Despite the datacentre policy of over-provisioning all switch and network link capacity, this volume of traffic was sufficient to disrupt their control protocols that normally ensure proper operation of the switches. The network engineers worked quickly to null-route the DDOS traffic; however the induced instability within the switching network reintroduced problems and created others down-stream within their customer switching networks.
In order to contain the situation and restore normal operation, datacentre network engineers took the major step of shutting down segments of the core switching network and re-establishing each tenant connection (us being one) from scratch. This was ultimately successful, but entailed a large amount of reconfiguration and testing work which unfortunately took time and caused further intermittent packet loss and downtime for the large majority of our customers.
As of approximately 1:00 AM (GMT) datacentre engineers were able to restore full service. They have since decided that the quickest and most risk-free option for restoring full resiliency and adding additional network capacity is to bring forward planned maintenance to replace their existing core switches.

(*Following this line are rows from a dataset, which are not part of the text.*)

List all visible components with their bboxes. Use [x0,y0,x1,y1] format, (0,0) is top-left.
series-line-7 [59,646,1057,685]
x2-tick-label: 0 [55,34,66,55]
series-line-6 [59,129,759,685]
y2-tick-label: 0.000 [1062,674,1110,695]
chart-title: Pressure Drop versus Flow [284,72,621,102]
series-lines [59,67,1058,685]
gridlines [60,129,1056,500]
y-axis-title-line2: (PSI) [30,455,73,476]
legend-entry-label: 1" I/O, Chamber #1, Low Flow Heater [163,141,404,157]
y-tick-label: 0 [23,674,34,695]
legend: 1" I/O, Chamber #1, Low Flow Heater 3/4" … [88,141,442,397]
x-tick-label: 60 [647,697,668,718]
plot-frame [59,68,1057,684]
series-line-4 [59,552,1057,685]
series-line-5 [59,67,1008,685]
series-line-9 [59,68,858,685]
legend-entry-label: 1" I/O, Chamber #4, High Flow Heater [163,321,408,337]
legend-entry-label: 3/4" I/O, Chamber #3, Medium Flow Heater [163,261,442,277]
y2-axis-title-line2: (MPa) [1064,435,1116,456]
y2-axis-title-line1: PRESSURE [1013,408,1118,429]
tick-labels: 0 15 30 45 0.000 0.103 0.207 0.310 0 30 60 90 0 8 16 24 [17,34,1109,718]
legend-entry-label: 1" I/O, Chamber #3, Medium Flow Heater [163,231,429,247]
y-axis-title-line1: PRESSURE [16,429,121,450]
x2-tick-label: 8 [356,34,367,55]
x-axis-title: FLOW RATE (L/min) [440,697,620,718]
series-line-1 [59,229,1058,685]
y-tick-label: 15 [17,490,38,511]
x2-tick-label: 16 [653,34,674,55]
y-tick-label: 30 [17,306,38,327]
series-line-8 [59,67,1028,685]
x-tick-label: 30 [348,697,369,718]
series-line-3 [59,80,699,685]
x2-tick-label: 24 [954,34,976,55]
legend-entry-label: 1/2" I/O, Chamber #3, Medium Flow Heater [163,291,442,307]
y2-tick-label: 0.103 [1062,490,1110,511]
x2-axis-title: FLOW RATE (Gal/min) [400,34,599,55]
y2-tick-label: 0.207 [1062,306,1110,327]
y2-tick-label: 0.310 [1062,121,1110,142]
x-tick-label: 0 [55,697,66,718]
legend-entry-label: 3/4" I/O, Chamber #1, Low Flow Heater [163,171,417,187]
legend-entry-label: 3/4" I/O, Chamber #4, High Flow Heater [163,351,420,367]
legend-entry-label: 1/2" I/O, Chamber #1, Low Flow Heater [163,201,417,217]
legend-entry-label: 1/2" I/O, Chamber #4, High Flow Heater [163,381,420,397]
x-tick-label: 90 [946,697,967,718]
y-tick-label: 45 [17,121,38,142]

Their network engineers will be working with J-TAC (Juniper Technical Assistance Centre) to complete staging of the new switches today, and will carry out emergency maintenance tonight (4th January) to perform the upgrade.
We anticipate this maintenance will commence around 2200 (10:00 PM GMT) and downtime should not exceed more than five minutes. We will issue an update once the network engineers confirm the time and an ALL-CLEAR update will be issued upon successful competition of this maintenance.
Once again, across the board we understand the negative impact that downtime can have on each and every customer. It is a nightmare for all parties involved and something that we take extremely seriously. And although what happened yesterday was extremely rare, we remain fully committed to doing everything possible to ensure that this will not happen again. performance improvements to all customers which will help mitigate similar issues in the future. We will announce these changes separate of this notification.
On behalf of our entire team we would like to thank you for your continued business and wish you the best moving forward in this New Year.
UK Web.Solutions Direct Ltd